Zero-Sum Politics


    Washington politics are a zero sum game. When one branch gains power, others lose. For example, in the middle of the last century, Congress proved itself unable to deal with civil rights. The Supreme Court eventually stepped in. Congressmen howled about “judicial overreach and activism;” to no avail. With decisions on one-man-one-vote, abortion, equal access to public facilities and right to counsel, the Supreme Court gained power at Congress’ expense.

    In our own era, Americans have witnessed a dysfunctional immigration system for decades. Self-weakened through filibustered gridlock, Congress did nothing. It was inevitable that one or both of the other branches of government would eventually move into the vacuum.

    Far from castigating President Obama for making immigration law through executive action, Congress has only itself to blame.
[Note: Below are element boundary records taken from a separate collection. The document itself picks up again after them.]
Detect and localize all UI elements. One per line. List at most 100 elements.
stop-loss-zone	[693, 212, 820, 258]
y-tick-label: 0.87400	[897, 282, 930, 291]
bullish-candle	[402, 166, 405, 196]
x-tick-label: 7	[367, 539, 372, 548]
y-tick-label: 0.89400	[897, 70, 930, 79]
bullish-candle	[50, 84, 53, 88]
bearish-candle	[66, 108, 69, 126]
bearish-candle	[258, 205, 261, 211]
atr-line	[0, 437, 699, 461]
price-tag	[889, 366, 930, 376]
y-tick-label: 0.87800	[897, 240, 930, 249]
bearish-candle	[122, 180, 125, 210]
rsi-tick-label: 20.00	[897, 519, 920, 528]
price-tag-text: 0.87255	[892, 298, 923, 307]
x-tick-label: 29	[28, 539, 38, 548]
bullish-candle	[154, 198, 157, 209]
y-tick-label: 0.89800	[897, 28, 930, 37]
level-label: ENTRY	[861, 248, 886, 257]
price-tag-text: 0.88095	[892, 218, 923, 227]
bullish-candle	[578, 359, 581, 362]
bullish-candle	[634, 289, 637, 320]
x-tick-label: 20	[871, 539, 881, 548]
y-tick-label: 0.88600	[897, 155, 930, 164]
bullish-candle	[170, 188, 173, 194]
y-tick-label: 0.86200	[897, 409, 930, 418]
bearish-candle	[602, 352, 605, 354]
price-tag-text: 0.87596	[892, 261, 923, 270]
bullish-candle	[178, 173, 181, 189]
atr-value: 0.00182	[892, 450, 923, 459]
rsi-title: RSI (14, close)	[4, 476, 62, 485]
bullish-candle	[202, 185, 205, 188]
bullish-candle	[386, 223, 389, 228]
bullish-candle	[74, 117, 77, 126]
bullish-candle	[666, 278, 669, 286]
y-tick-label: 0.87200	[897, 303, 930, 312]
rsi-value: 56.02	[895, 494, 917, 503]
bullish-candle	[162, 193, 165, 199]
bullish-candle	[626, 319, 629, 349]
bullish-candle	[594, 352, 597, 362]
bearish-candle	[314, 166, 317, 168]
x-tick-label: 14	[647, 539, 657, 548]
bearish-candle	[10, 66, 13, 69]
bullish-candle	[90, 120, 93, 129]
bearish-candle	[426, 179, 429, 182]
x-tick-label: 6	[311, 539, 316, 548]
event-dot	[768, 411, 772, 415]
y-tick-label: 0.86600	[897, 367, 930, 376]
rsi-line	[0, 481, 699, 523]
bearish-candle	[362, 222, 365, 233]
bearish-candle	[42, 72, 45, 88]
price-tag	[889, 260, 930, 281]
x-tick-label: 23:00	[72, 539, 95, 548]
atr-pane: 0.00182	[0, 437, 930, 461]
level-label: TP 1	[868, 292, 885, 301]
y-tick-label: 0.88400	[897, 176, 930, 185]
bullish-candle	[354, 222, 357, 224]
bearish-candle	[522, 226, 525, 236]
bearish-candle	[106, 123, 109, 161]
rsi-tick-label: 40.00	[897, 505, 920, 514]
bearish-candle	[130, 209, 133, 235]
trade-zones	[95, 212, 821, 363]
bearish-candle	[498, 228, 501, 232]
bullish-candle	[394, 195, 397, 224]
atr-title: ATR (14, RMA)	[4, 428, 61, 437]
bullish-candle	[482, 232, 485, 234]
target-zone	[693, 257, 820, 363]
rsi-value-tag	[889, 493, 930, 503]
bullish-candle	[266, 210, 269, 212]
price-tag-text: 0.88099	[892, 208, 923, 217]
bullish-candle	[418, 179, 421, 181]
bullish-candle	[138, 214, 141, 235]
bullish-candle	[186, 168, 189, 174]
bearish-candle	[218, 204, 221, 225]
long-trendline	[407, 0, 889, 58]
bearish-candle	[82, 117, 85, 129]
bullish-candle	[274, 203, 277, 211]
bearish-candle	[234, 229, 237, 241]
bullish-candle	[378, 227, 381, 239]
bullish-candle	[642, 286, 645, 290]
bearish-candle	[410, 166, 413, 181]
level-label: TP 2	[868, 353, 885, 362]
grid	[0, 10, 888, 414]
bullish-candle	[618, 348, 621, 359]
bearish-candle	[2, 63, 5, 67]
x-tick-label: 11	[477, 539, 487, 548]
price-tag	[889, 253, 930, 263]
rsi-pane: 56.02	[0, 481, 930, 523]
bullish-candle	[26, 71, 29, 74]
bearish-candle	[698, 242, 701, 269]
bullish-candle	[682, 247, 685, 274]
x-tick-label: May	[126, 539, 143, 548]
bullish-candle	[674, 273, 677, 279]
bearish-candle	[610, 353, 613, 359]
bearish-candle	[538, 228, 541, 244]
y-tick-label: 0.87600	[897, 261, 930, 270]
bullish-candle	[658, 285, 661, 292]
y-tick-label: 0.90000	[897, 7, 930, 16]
Under our system of zero-sum government, when one branch fails the others will step up. Further inaction due to Republican-led gridlock will inevitably weaken Congress while strengthening the President.

    Such strengthening could, of course, get out of hand. For this reason alone, Congress must reject its zealots and return to producing compromise solutions to vexing national problems. Among the problems on Congress’ plate are unequal tax treatment, political influence spending, and gerrymandering, among others. If Congress fails to act, more Executive Orders and Supreme Court decisions will fill the void.